The LBJ/Baker piece was in the final editing stages and was scheduled to break in the issue of the magazine due out the week of November 24 (the magazine would have made it to the newsstands on Nov.26th or 27th). It had been prepared in relative secrecy by a small special editorial team. On Kennedy's death research files and all numbered copies of the nearly print-ready draft were gathered up by my boss (he had been the top editor on the team) and shredded. The issue that was to expose LBJ instead featured the Zapruder film. Based upon our success in syndicating the Zapruder film I became Chief of Time/LIFE editorial services and remained in that job until 1968.”

Biography of James Wagenvoord: http://www.spartacus.schoolnet.co.uk/JFKwagenvoord.htm

LIFE Magazine was within days of breaking a major story on Lyndon Johnson that would have been extremely politically damaging to him. By 11/22/63, the political career of Lyndon Johnson was hanging by a thin, thin thread and Robert Kennedy, having told the Washington press corps that it was open season on Johnson, was about to cut it with scissors:

In 1963 Johnson got drawn into political scandals involving Fred Korth, Billie Sol Estes and Bobby Baker. According to James Wagenvoord, the editorial business manager and assistant to Life Magazines Executive Editor, the magazine was working on an article that would have revealed Johnson's corrupt activities. "Beginning in later summer 1963 the magazine, based upon information fed from Bobby Kennedy and the Justice Department, had been developing a major newsbreak piece concerning Johnson and Bobby Baker. On publication Johnson would have been finished and off the 1964 ticket (reason the material was fed to us) and would probably have been facing prison time. At the time LIFE magazine was arguably the most important general news source in the US. The top management of Time Inc. was closely allied with the USA's various intelligence agencies and we were used after by the Kennedy Justice Department as a conduit to the public."

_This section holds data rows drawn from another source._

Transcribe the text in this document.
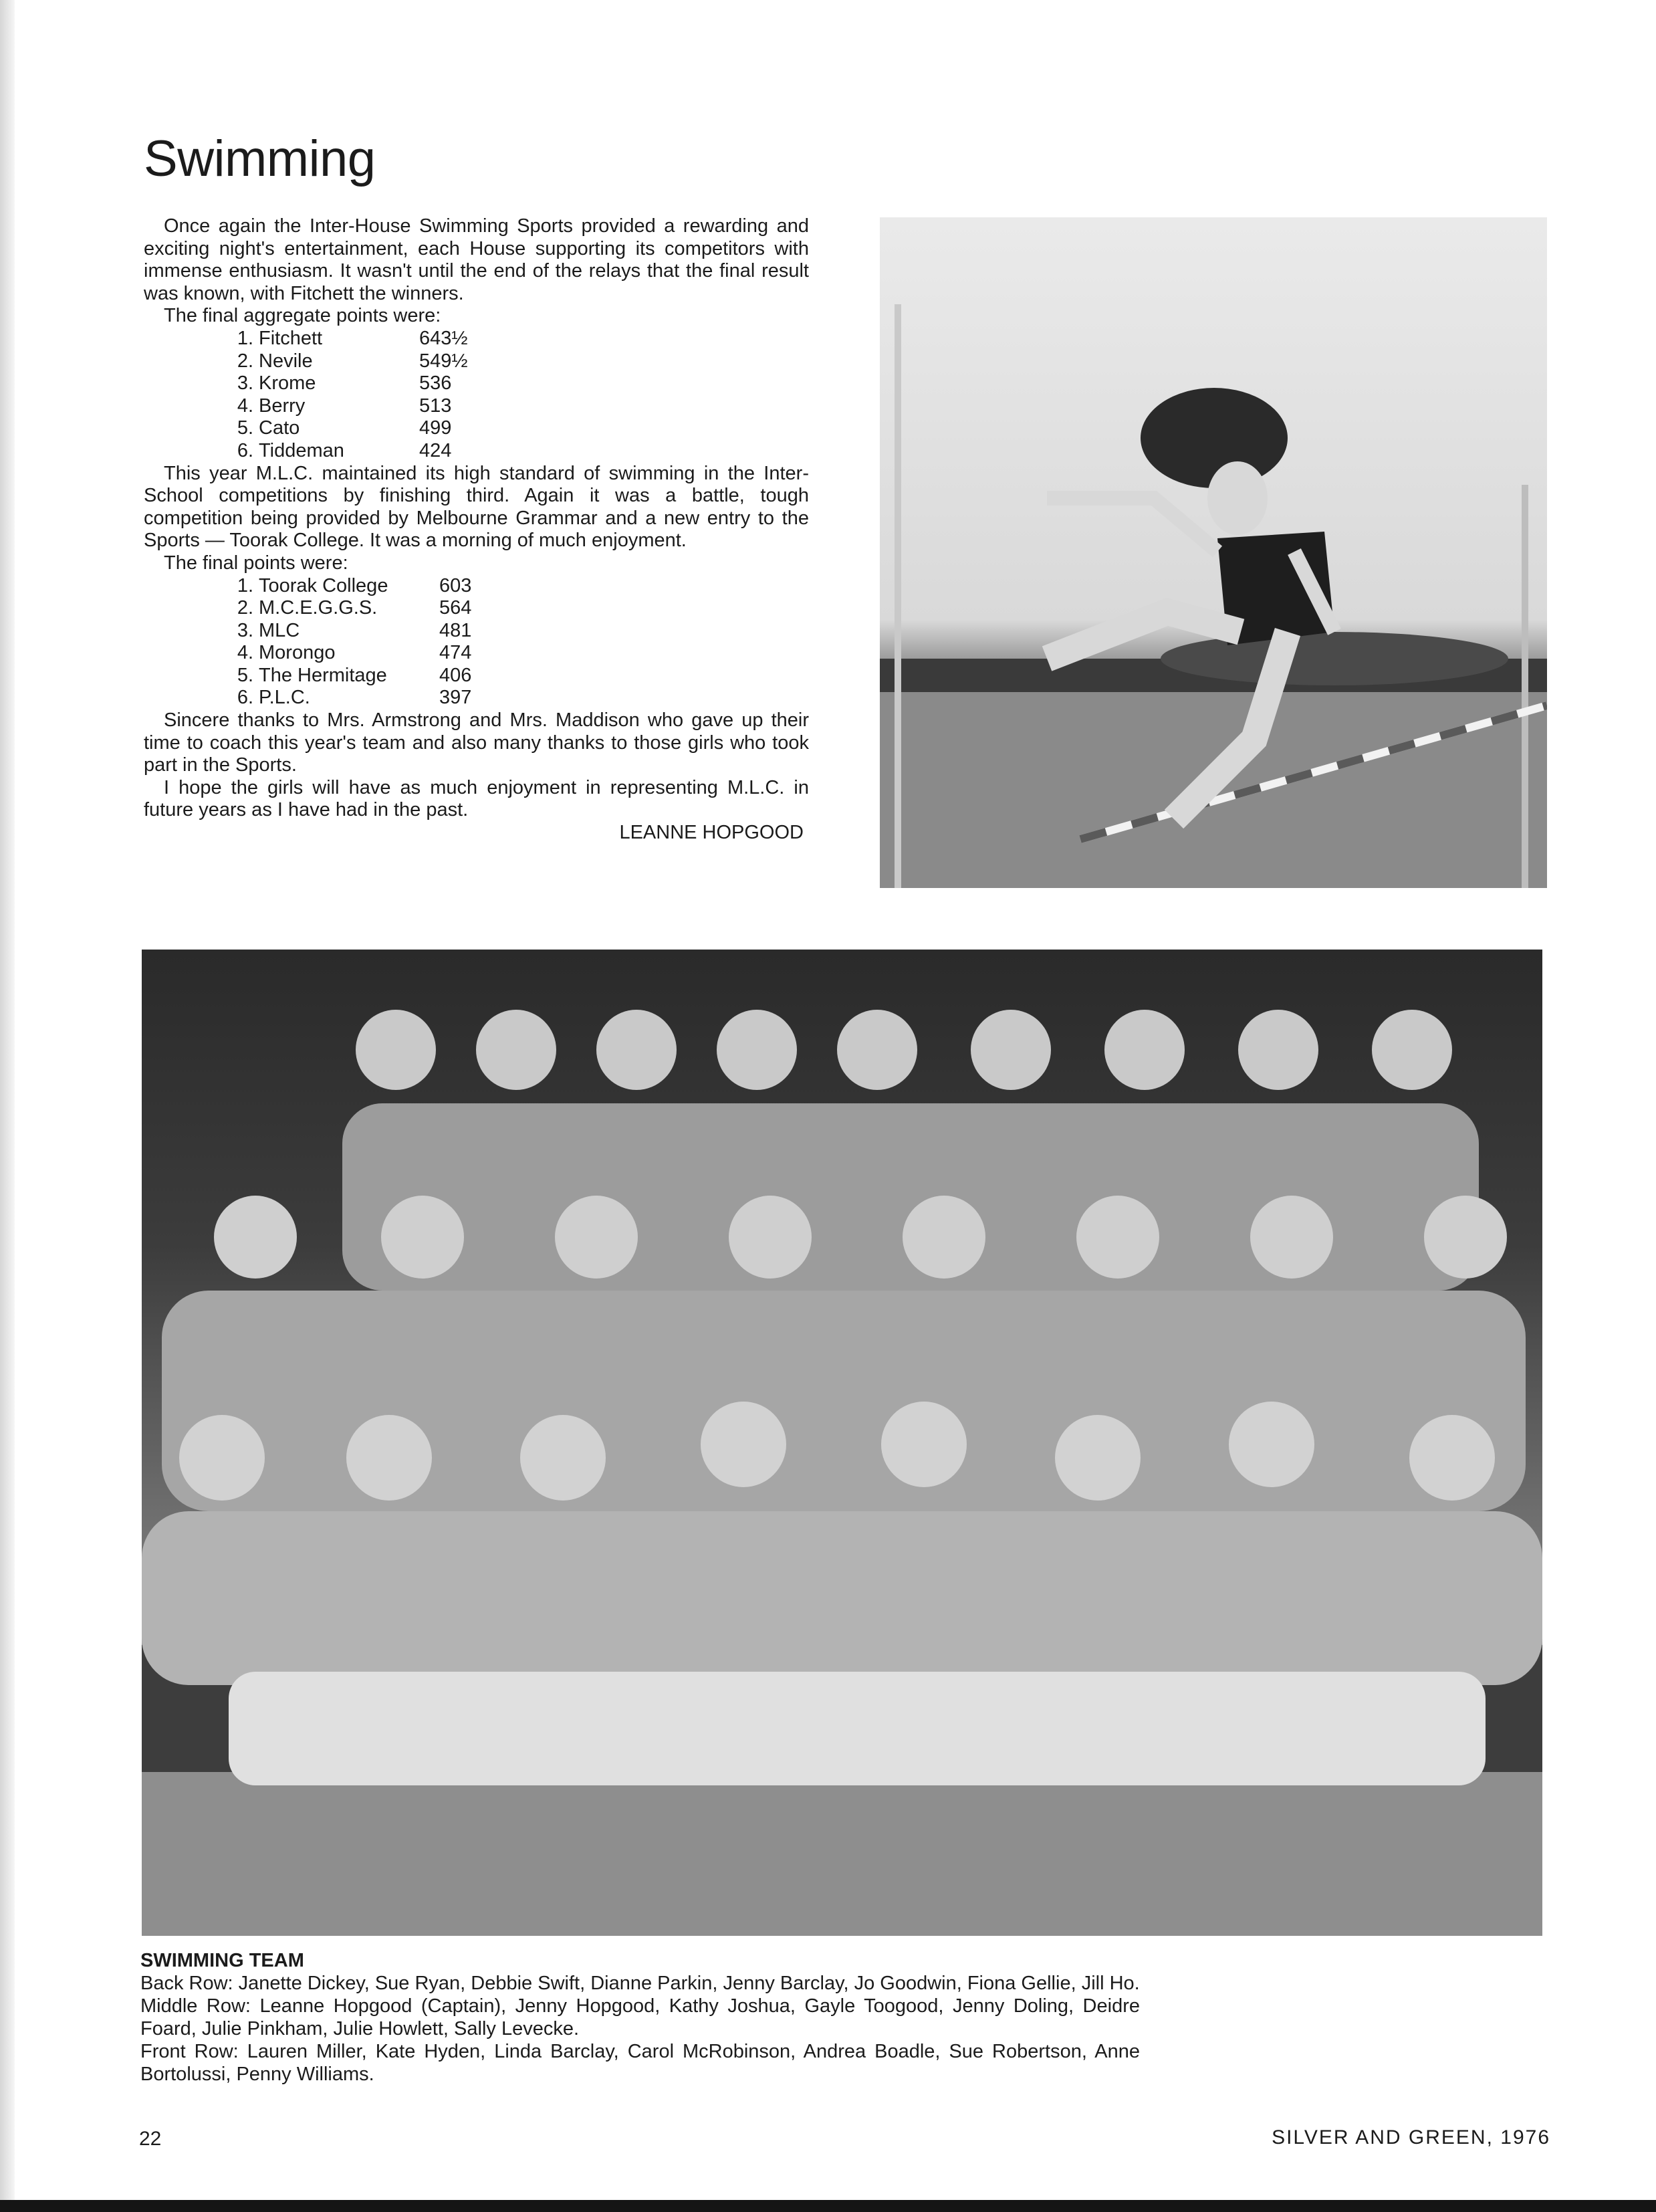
Swimming

Once again the Inter-House Swimming Sports provided a rewarding and exciting night's entertainment, each House supporting its competitors with immense enthusiasm. It wasn't until the end of the relays that the final result was known, with Fitchett the winners.

The final aggregate points were:

1. Fitchett	643½
2. Nevile	549½
3. Krome	536
4. Berry	513
5. Cato	499
6. Tiddeman	424

This year M.L.C. maintained its high standard of swimming in the Inter-School competitions by finishing third. Again it was a battle, tough competition being provided by Melbourne Grammar and a new entry to the Sports — Toorak College. It was a morning of much enjoyment.

The final points were:

1. Toorak College	603
2. M.C.E.G.G.S.	564
3. MLC	481
4. Morongo	474
5. The Hermitage	406
6. P.L.C.	397

Sincere thanks to Mrs. Armstrong and Mrs. Maddison who gave up their time to coach this year's team and also many thanks to those girls who took part in the Sports.

I hope the girls will have as much enjoyment in representing M.L.C. in future years as I have had in the past.

LEANNE HOPGOOD

SWIMMING TEAM

Back Row: Janette Dickey, Sue Ryan, Debbie Swift, Dianne Parkin, Jenny Barclay, Jo Goodwin, Fiona Gellie, Jill Ho.

Middle Row: Leanne Hopgood (Captain), Jenny Hopgood, Kathy Joshua, Gayle Toogood, Jenny Doling, Deidre Foard, Julie Pinkham, Julie Howlett, Sally Levecke.

Front Row: Lauren Miller, Kate Hyden, Linda Barclay, Carol McRobinson, Andrea Boadle, Sue Robertson, Anne Bortolussi, Penny Williams.

22	SILVER AND GREEN, 1976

The fact that it was Robert Kennedy who was giving this information to Life Magazine suggests that John F. Kennedy intended to drop Johnson as his vice-president. This is supported by Evelyn Lincoln, Kennedy's secretary. In her book, Kennedy and Johnson (1968) she claimed that in November, 1963, Kennedy decided that because of the emerging Bobby Baker scandal he was going to drop Johnson as his running mate in the 1964 election. Kennedy told Lincoln that he was going to replace Johnson with Terry Sanford.

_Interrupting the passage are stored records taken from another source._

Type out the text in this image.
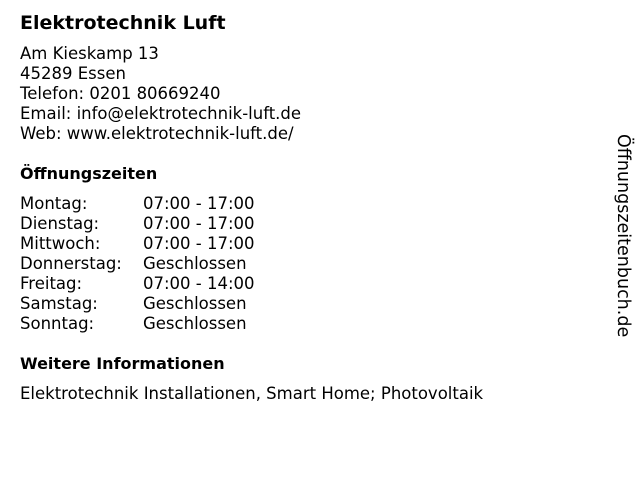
Elektrotechnik Luft
Am Kieskamp 13
45289 Essen
Telefon: 0201 80669240
Email: info@elektrotechnik-luft.de
Web: www.elektrotechnik-luft.de/
Öffnungszeiten
Montag:	07:00 - 17:00
Dienstag:	07:00 - 17:00
Mittwoch:	07:00 - 17:00
Donnerstag: Geschlossen
Freitag:	07:00 - 14:00
Samstag:	Geschlossen
Sonntag:	Geschlossen
Weitere Informationen
Elektrotechnik Installationen, Smart Home; Photovoltaik
Öffnungszeitenbuch.de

Don B. Reynolds appeared before a secret session of the Senate Rules Committee on 22nd November, 1963. Reynolds told B. Everett Jordan and his committee that Johnson had demanded that he provided kickbacks in return for him agreeing to a life insurance policy arranged by him in 1957. This included a $585 Magnavox stereo. Reynolds also had to pay for $1,200 worth of advertising on KTBC, Johnson's television station in Austin. Reynolds had paperwork for this transaction including a delivery note that indicated the stereo had been sent to the home of Johnson. Reynolds also told of seeing a suitcase full of money which Baker described as a "$100,000 payoff to Johnson for his role in securing the Fort Worth TFX contract".


1 comment:

  1. JFK was blackmailed by LBJ to get on the ticket in the first place, not the best way to start an administration. No wonder they needed to dump him, but LBJ was too quick on the draw, as it were, and got rid of Kennedy, high noon in Texas. A preemtive strike, and they pulled it off, what a set up. The Kennedy's were going up against a seasoned killer.